How to Automate Your Computer Maintenance
As you use your computer it can become slower as time goes on. As you create and delete files, your hard drive can become fragmented, and take up valuable space. Uninstalled applications may also leave behind shortcuts or files that are no longer needed which can also use up disk space. If you use the Internet a lot, you may have had the unpleasant experience of battling with viruses, trojans or spyware. These are several reasons why it is important to maintain your computer.
While it may sound complex, performing regular computer maintainence doesn’t have to be complicated. In fact, you can automate the whole process so your computer can sort of “self-clean”. All you need to do is install the right tools, and create a schedule that works for you. In this post I’ll explain what I have done to maintain my old Pentium IV 1.7GHz machine so it can run Windows XP without any issues.
What Needs to be Done?
There are several tasks that need to be performed to maintain your computer. These tasks should be run on a regular basis, so this is where the automation portion comes into play.
As mentioned, it is important to first install some necessary tools to help you automate the maintenance of your computer. Below is a list of the functions that we will need to perform, along with some tools to perform the function.
- Virus Scanning – AVG and AntiVir are two good choices that are free. I have started to use AntiVir and currently run it on my computers.
- Spyware Removal – Spybot Search & Destroy is a free spyware tool that can easily be executed. There are many others, that may be better, that you can also use.
- Disk Cleanup – CCCleaner is probably one of the most popular that can clean a lot of files from you machine. I am currently using this tool.
- Disk Defragmenting – I currently use JKDefrag that is small, easy to use, and free. I find it works better than the Windows defrag utility as you only need to run it once to defrag all your files.
The tools listed above are the ones that I currently use, or have used in the past. You can choose the tools that work best for you. There is no perfect virus scanner or spyware removal tool, so you may have a better option. For spyware, you may also want to run more than one tool just to be safe. In my example below, I will use the tools mentioned above.

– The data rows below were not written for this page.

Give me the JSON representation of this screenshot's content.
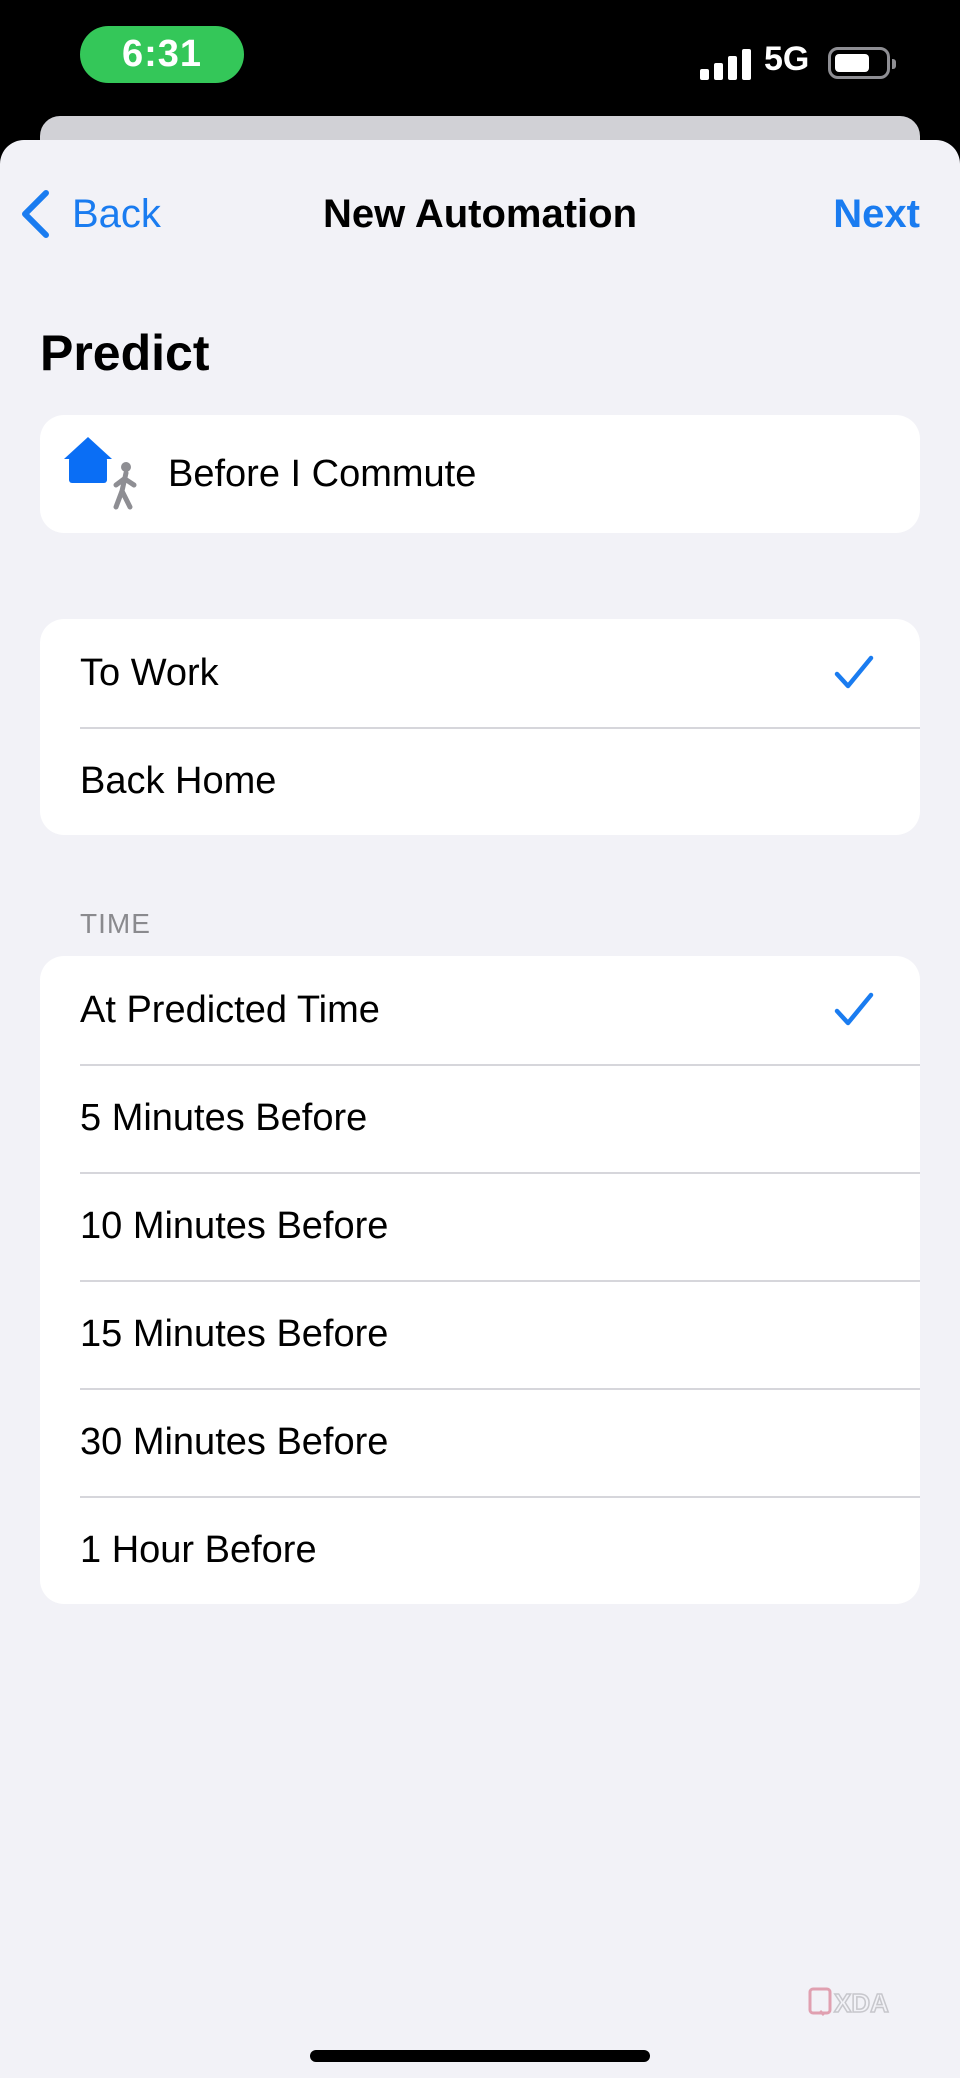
{
  "status_bar": {
    "time": "6:31",
    "network": "5G",
    "colors": {
      "time_pill": "#34c759"
    }
  },
  "nav": {
    "back_label": "Back",
    "title": "New Automation",
    "next_label": "Next",
    "accent_color": "#1a7cf0"
  },
  "section_title": "Predict",
  "trigger": {
    "icon": "home-commute-icon",
    "label": "Before I Commute"
  },
  "destinations": {
    "items": [
      {
        "label": "To Work",
        "selected": true
      },
      {
        "label": "Back Home",
        "selected": false
      }
    ]
  },
  "time": {
    "header": "TIME",
    "items": [
      {
        "label": "At Predicted Time",
        "selected": true
      },
      {
        "label": "5 Minutes Before",
        "selected": false
      },
      {
        "label": "10 Minutes Before",
        "selected": false
      },
      {
        "label": "15 Minutes Before",
        "selected": false
      },
      {
        "label": "30 Minutes Before",
        "selected": false
      },
      {
        "label": "1 Hour Before",
        "selected": false
      }
    ]
  },
  "watermark": "XDA"
}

Automating the Maintenance
The important aspect of automating the maintenance of your computer is to pick a time when it can be done. You should pick a time when you aren’t usually using your computer so it won’t interfere with what you are doing. A good time may be early in the morning. For me I decided that early Saturday mornings work best for me, so that is when I scheduled the maintenance.
Now that I have picked my time, I needed to think about how all the tools will execute. Most virus scanners have their own built in scheduler that you can use. I wanted to use this scheduler, but also wanted to ensure that only one tool was running at one time. After doing some thinking, here is what I came up with:
- At 12:00am, the virus scanner will run. This schedule is setup within the virus scanner. I estimate a time of about 2 hours to execute.
- At 2:00am (two hours after the virus scanner runs), the spyware tool executes.
- Immediately after the spyware tool finishes, the disk cleanup begins.
- Once the disk cleanup finishes, the defrag program runs to defrag the hard drive.
- After the hard drive is defragged, the computer is shutdown since the maintenance is complete.
Now setting up the virus scanner to run is easy (hopefully). Read the documentation for your virus scanner if you don’t know how to schedule a scan. Running the remaining tools is just as easy, and can be done with a batch file. My batch file looks like:
start /w "Cleaning" "C:\Program Files\CCleaner\CCleaner.exe" /AUTO
start /w "Spybot" "C:\Program Files\Spybot – Search & Destroy\SpybotSD.exe" /autoimmunize /autocheck /autofix /autoclose
start /w "Defrag" "C:\Program Files\JkDefrag\jkdefrag.exe" -a 3 -d 2 c: -q
shutdown -s -f
As you can see there are a few things to note here. Each command begins with start /w which tells the computer to wait for the command to finish executing. Once the command has completed, the next command is then executed. This is how I control the start of each tool
The final command shuts down the computer. I discuss the shutdown command in the post titled Restart or Shutdown Windows from a Batch File.
Once you have the batch file, you can then schedule it within Windows Task Scheduler to run at a specific time. In my case it would be 2:00am on Saturday. I would then leave my computer on overnight on Friday, with the monitor off, so the tasks can run. By the time I get up on Saturday, the tasks have run and my computer has been turned off.
It is important to note that you should ensure your spyware and antivirus tools are up-to-date.